I encourage everyone to regularly check the GuideStar.org site, where IRS 990 reports are available for free, and follow the nonprofit money.

Excerpts from today's terrific St. Petersburg Times accountability story:

In many ways, the National­ Center for Missing and Exploited Children is a quasi-government agency.

Mandated by Congress, the center has access to the FBI's missing, wanted and unidentified persons files. It operates tip lines for the Justice Department and Immigration and Customs Enforcement. It gets more than half of its money from U.S. taxpayers.

Yet the Virginia-based center, with regional offices in Florida and three other states, is a private nonprofit organization exempt from federal salary caps. And that has enabled the center's president, Ernie Allen, to command a salary among the highest in the nonprofit world.

In 2008, the latest year for which records are available, Allen made $511,069 as head of the center and its international affiliate. He also received $787,126 in deferred compensation and underfunded retirement benefits, as well as $46,382 in nontaxable benefits — a total of $1,344,567. [...]

That's some chunk of "nonprofit" change. To view the center's IRS 990, click here, then read page 7 of the filing.

On top of breaking the news about Allen's excessive salary and total compensation, reporter Martin also delved into an effort to subject this nonprofit to the FOIA statutes. FYI, I am very supportive of applying FOIA laws to nonprofits receiving federal dollars. Federal sunshine should follow federal dollars. More from the story:

Unlike the FBI and Department of Homeland Security, the center is exempt from the Freedom of Information Act. But it should be subject to it because of its quasi-governmental status, contends a medical researcher who was labeled an "abductor'' on the center's Web site in 2005, after he left the United States with his daughter. [...]

"If the center is going to continue playing the role it does today, there's not a question in my mind that it should be subject to accountability and transparency through the FOIA process," says Berin Szoka of the Progress and Freedom Foundation in Washington.

Though this article is not specifically about anything gay or AIDS related, our communities should pay attention to it, because we could learn a few lessons about compensation and fiscal stewardship of our institutions, starting with asking if our executives are making too money.

4 comments:

Anonymous said...

This is very interesting information about E Allen's salary.

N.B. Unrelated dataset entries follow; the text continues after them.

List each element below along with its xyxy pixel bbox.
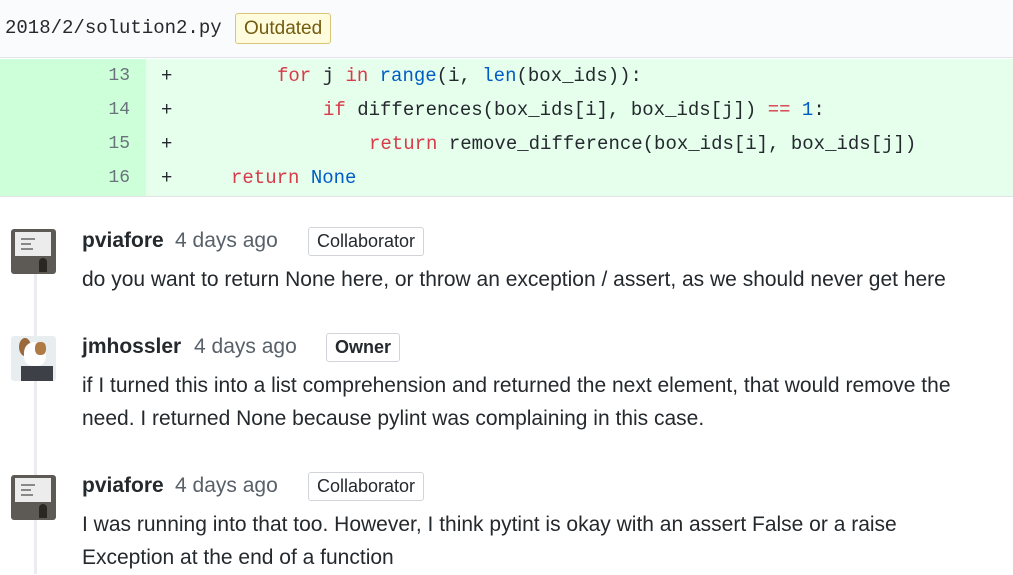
diff-line: 14 + if differences(box_ids[i], box_ids[… (0, 93, 1013, 127)
line-number[interactable]: 16 (0, 161, 130, 195)
avatar[interactable] (11, 229, 56, 274)
presenter-icon (39, 504, 47, 518)
comment-body: do you want to return None here, or thro… (82, 268, 946, 291)
role-badge: Collaborator (308, 472, 425, 501)
line-number[interactable]: 13 (0, 59, 130, 93)
thread-connector-line (34, 274, 37, 574)
presentation-slide-icon (15, 232, 51, 256)
comment-timestamp[interactable]: 4 days ago (194, 335, 297, 359)
comment-body: if I turned this into a list comprehensi… (82, 374, 951, 430)
diff-line: 15 + return remove_difference(box_ids[i]… (0, 127, 1013, 161)
outdated-badge: Outdated (235, 13, 332, 44)
comment-timestamp[interactable]: 4 days ago (175, 474, 278, 498)
comment-body: I was running into that too. However, I … (82, 513, 897, 569)
dog-patch-icon (35, 342, 46, 355)
avatar[interactable] (11, 336, 56, 381)
presenter-icon (39, 258, 47, 272)
added-marker: + (161, 65, 173, 87)
diff-line: 13 + for j in range(i, len(box_ids)): (0, 59, 1013, 93)
comment-author[interactable]: pviafore (82, 474, 164, 498)
laptop-icon (21, 366, 53, 381)
file-header: 2018/2/solution2.py Outdated (0, 0, 1013, 58)
role-badge: Collaborator (308, 227, 425, 256)
code-line: return remove_difference(box_ids[i], box… (369, 133, 917, 155)
code-line: for j in range(i, len(box_ids)): (277, 65, 642, 87)
avatar[interactable] (11, 475, 56, 520)
diff-table: 13 + for j in range(i, len(box_ids)): 14… (0, 59, 1013, 197)
code-line: return None (231, 167, 357, 189)
code-line: if differences(box_ids[i], box_ids[j]) =… (323, 99, 825, 121)
added-marker: + (161, 167, 173, 189)
comment-author[interactable]: jmhossler (82, 335, 181, 359)
comment-timestamp[interactable]: 4 days ago (175, 229, 278, 253)
added-marker: + (161, 133, 173, 155)
added-marker: + (161, 99, 173, 121)
diff-line: 16 + return None (0, 161, 1013, 195)
comment-author[interactable]: pviafore (82, 229, 164, 253)
line-number[interactable]: 14 (0, 93, 130, 127)
file-path-link[interactable]: 2018/2/solution2.py (5, 17, 222, 39)
line-number[interactable]: 15 (0, 127, 130, 161)
presentation-slide-icon (15, 478, 51, 502)
role-badge: Owner (326, 333, 401, 362)
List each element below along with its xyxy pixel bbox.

The culture in this organization is very law enforcement oriented and they even do performance reviews that include if managers are "discriminatory".

hardtruth said...

The 'law enforcement culture' comment is very true in the sense that only sheriffs, and attorneys are given hikes and promotions, not your average Joe.

The National Center for Missing and Exploited Children (NCMEC) is a fake organization operating in making its rich directors more richer. This is one not-for-profit organization that hires more directors and exec directors than analysts who can actually help in finding the missing kids. CEO Ernie Allen makes 1.3 million US dollars in salary PLUS compensation and benefits. US Congress picks up their bills and yet they are pretentious beggars using the guise of missing children to make more money. The hard truth is, the more media frenzy a missing kid's case gets, the more money goes into Ernie's and his co's pockets. DON'T BE FOOLED.

Anonymous said...

It is interesting that Allen is from south Louisvlle and attended DuPont Manual High School from 7th to 12th grade where he was a high achiever, being president of student council, drum major of band, and much else. Sen Mitch McConnell is from south Louisvlle and attended the same high school preceding Allen by just a few years, and was also president of student council, etc.. It is not inconceivable that McConnell has been a mentor to both Allen and the organization.

Anonymous said...

I neglected to add that Allen also followed McConnell through the University of Louisville and UL Law School.